Dünya sinema tarihi sinemanın tarihçesi


İlk ortaya çıktığında, içinde bulunulan çağa adını verebilecek kadar büyük değerde bir icat olan, Latince hareket anlamına gelen "kinema" sözcüğünden türeyen, sinemanın kimin elinden dünyaya geldiği çok tartışılan bir konudur. Her ne kadar sinemanın doğuşu Lumière Kardeşler'e atfedilse de, kanımızca, bu doğru değildir. Çünkü sinema, birçok çalışmaların sonucu meydana gelen çeşitli alanlardaki değişik buluşların toplamıdır. Sinematograf icat edilinceye kadar bu alanda yapılmış olan birçok araştırma ve buluşlar ancak meraklı birer fizik denemesiydi; yapılan aletler de birtakım oyuncaklardan başka birşey değildi.



Başlangıçtaki bu araştırmalar sinematograf yapılmasını hedeflememişti. Bu kısa yazıda, ondokuzuncu yüzyıldan itibaren bu alanda yapılan çalışmalardan belli başlılarını, sinemanın oluşumunda "temel taşlar" denilebilecek buluşları incelenecek.

Hareket halindeki objelerin optik görünüşünün bilimsel araştırması, İngiltere'de Peter Mark Roget'in 1824'te Kraliyet Ailesi'ne sunduğu bir inceleme ile başlar. "Hareket Eden Cisimlere Nazaran Görme Kuvvetinin Devamı" başlıklı bu inceleme birçok araştırmaların ve icatların ortaya çıkmasını sağlar.
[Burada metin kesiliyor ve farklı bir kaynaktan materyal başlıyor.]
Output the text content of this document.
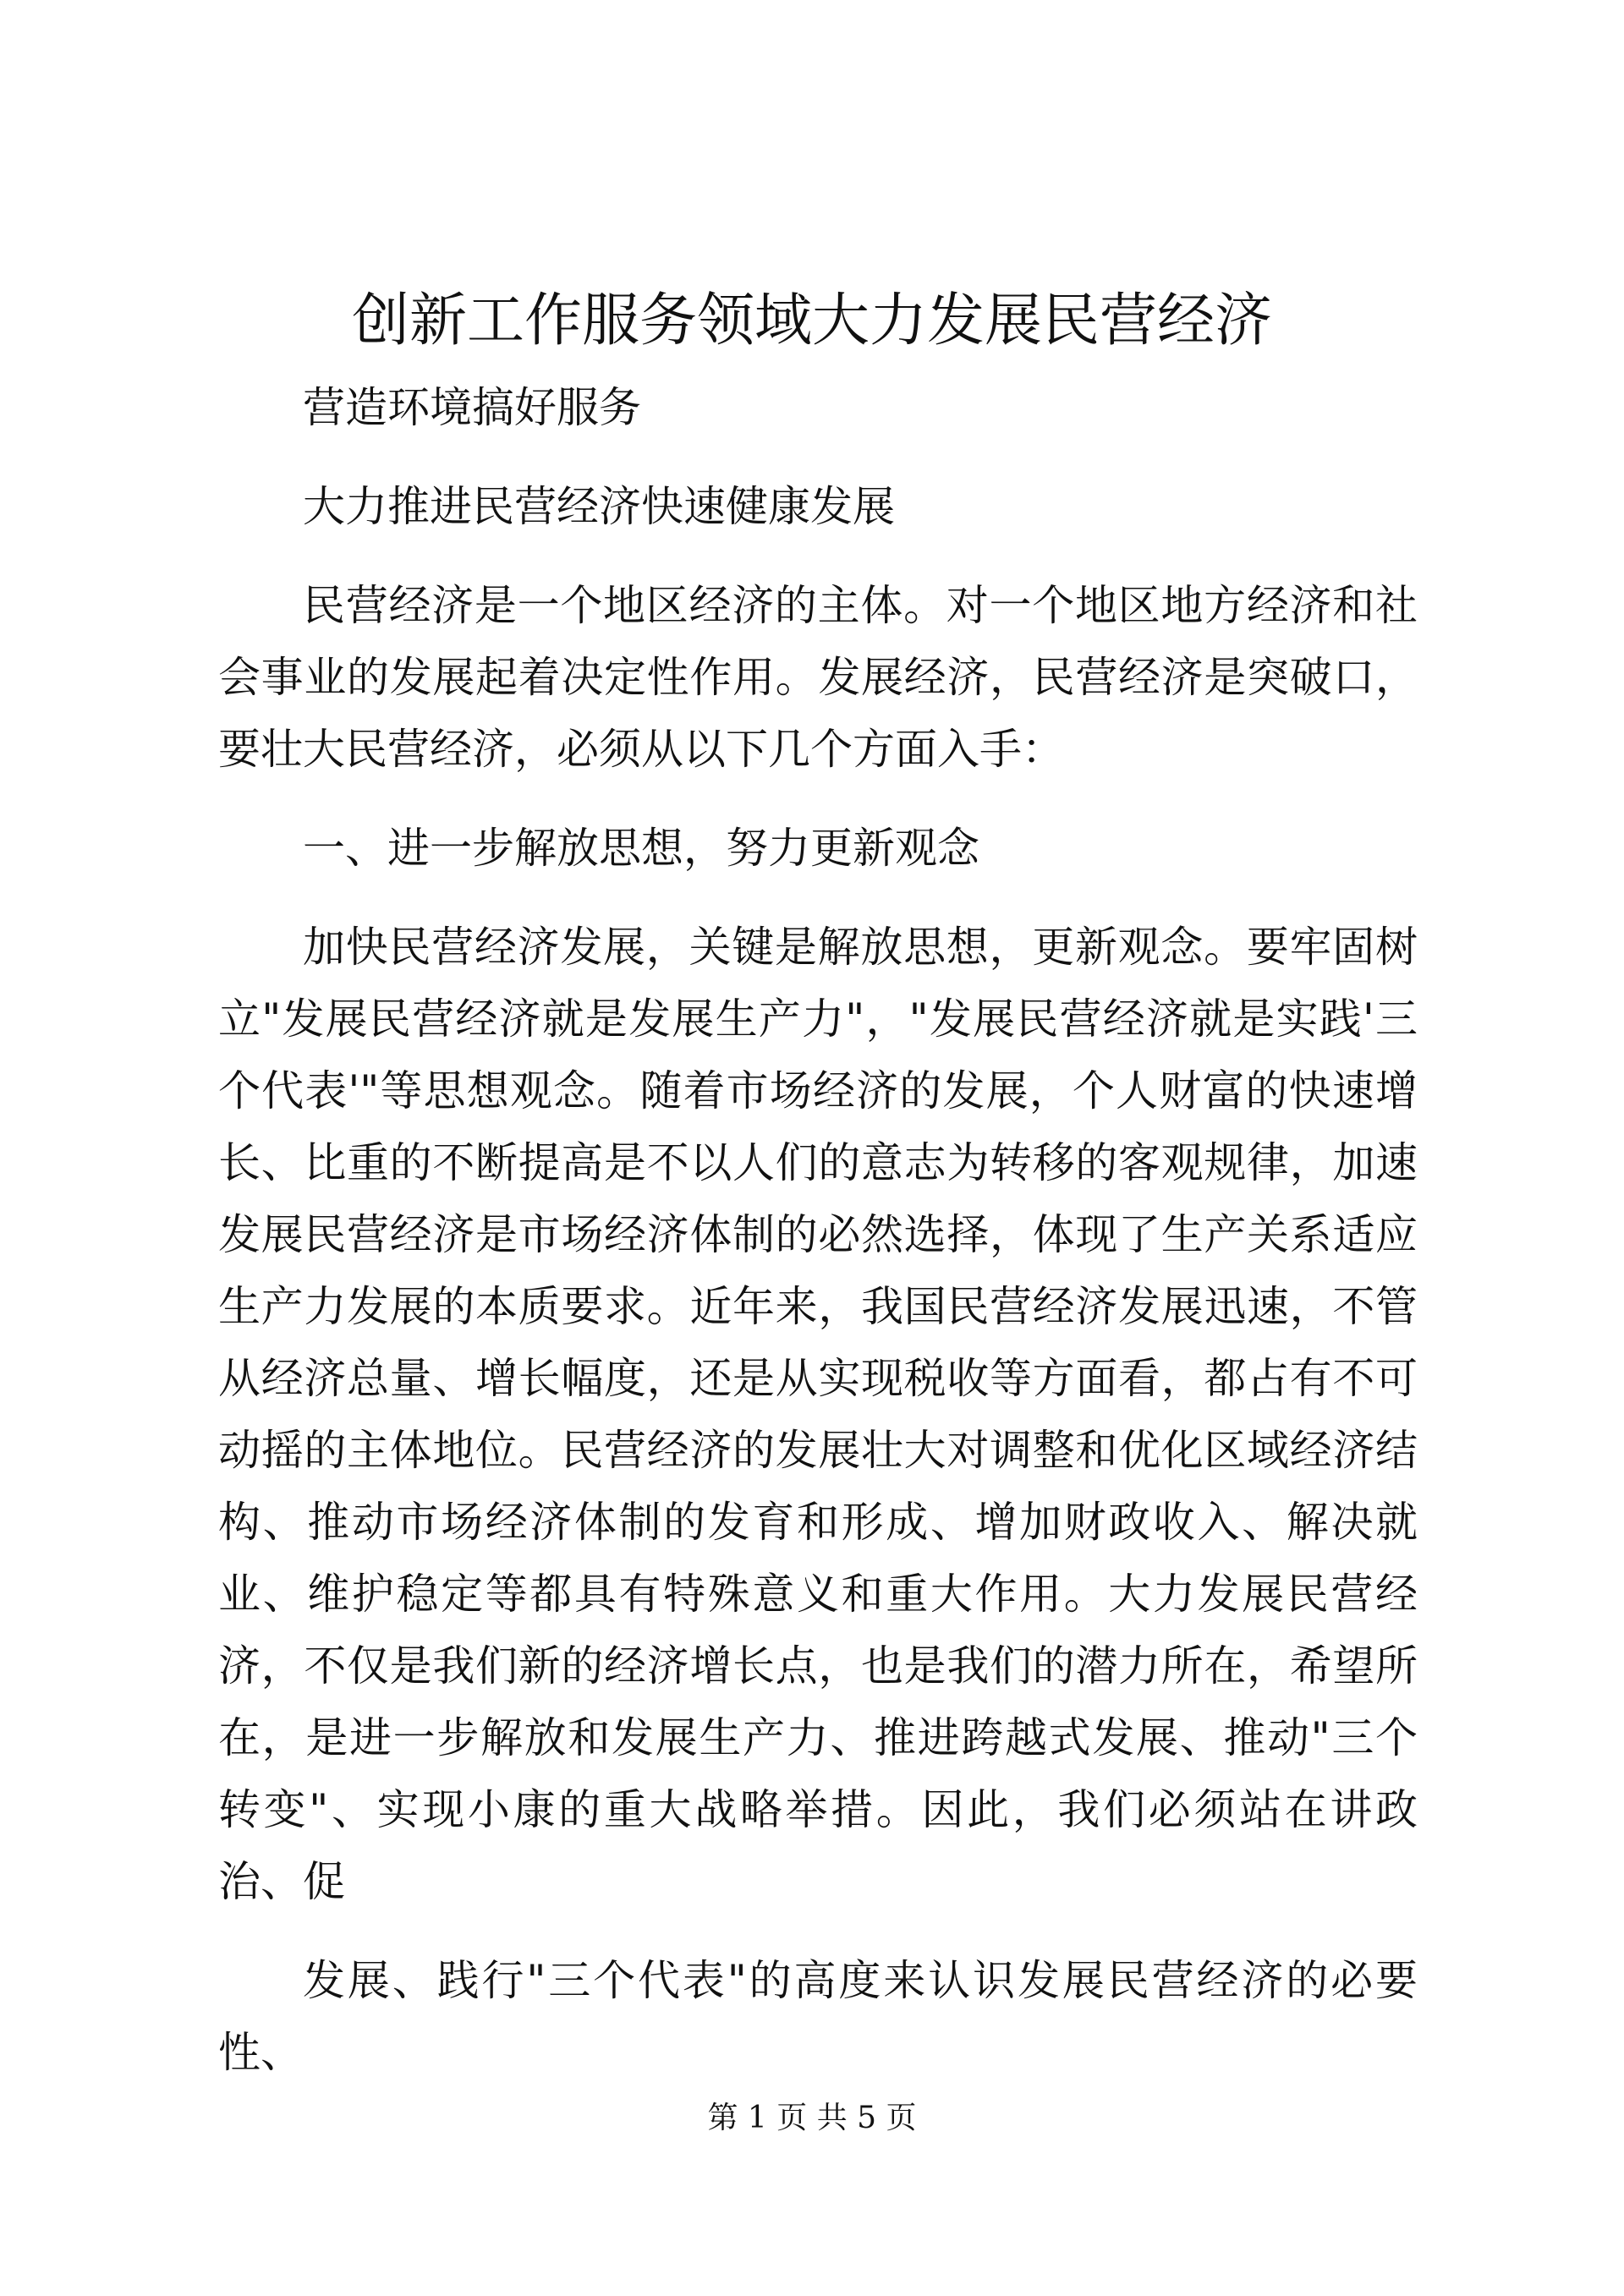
创新工作服务领域大力发展民营经济

营造环境搞好服务

大力推进民营经济快速健康发展

民营经济是一个地区经济的主体。对一个地区地方经济和社会事业的发展起着决定性作用。发展经济，民营经济是突破口，要壮大民营经济，必须从以下几个方面入手：

一、进一步解放思想，努力更新观念

加快民营经济发展，关键是解放思想，更新观念。要牢固树立"发展民营经济就是发展生产力"，"发展民营经济就是实践'三个代表'"等思想观念。随着市场经济的发展，个人财富的快速增长、比重的不断提高是不以人们的意志为转移的客观规律，加速发展民营经济是市场经济体制的必然选择，体现了生产关系适应生产力发展的本质要求。近年来，我国民营经济发展迅速，不管从经济总量、增长幅度，还是从实现税收等方面看，都占有不可动摇的主体地位。民营经济的发展壮大对调整和优化区域经济结构、推动市场经济体制的发育和形成、增加财政收入、解决就业、维护稳定等都具有特殊意义和重大作用。大力发展民营经济，不仅是我们新的经济增长点，也是我们的潜力所在，希望所在，是进一步解放和发展生产力、推进跨越式发展、推动"三个转变"、实现小康的重大战略举措。因此，我们必须站在讲政治、促

发展、践行"三个代表"的高度来认识发展民营经济的必要性、

第 1 页 共 5 页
Bunlardan en önemlileri, Belçikalı J. Antoine Plateau ile Viyanalı S. Ritter von Stamfer'in yaptığı, birbirinden ayrı olarak hareketin aşamalarını tesbit eden ve resimlerin seri halinde görülmesini sağlayan bir aygıttır (1826).
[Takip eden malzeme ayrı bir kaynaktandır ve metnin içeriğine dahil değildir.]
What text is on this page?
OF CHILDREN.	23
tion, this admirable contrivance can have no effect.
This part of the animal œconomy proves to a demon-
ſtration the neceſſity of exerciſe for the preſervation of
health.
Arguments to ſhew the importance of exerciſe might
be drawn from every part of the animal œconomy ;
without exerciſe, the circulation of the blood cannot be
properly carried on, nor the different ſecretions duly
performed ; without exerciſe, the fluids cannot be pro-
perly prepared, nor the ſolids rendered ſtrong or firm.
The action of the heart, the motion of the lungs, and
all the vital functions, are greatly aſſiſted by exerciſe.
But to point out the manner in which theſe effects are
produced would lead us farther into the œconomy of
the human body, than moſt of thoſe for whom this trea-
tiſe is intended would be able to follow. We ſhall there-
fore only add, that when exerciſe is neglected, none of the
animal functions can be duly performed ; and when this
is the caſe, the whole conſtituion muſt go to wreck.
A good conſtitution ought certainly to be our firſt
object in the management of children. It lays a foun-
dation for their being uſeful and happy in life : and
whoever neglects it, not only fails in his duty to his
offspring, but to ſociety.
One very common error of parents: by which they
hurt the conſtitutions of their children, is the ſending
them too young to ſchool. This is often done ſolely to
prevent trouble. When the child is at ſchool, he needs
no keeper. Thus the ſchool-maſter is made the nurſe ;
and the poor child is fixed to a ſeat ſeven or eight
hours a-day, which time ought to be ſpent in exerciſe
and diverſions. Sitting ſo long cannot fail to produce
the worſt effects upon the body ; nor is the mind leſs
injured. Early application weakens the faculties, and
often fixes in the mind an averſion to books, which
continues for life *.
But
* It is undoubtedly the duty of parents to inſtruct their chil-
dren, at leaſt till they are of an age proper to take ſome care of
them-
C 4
"Phenakistoscope" adlı bu aygıtta, bir disk üzerindeki özel deliklere para ile yerleştirilen resimler, bu diski çeviren şaltın eksenine monte edilen başka bir diskte oluşturulan deliklerden sey-rediliyordu.Bazı kaynaklarda, "o zaman henüz fotoğraf icad edilmediğinden bu iş için ancak el ile çizilen resimler kullanılmaktaydı," denilse de fotoğrafın daha önceden icad edildiğini bilinmektedir. Bize kalırsa, fotoğraf icad edilmiş olmasına rağmen henüz yaygınlaşmamıştı ve çekilen fotoğraflar bu aygıtta kullanılmaya pek elverişli değildi.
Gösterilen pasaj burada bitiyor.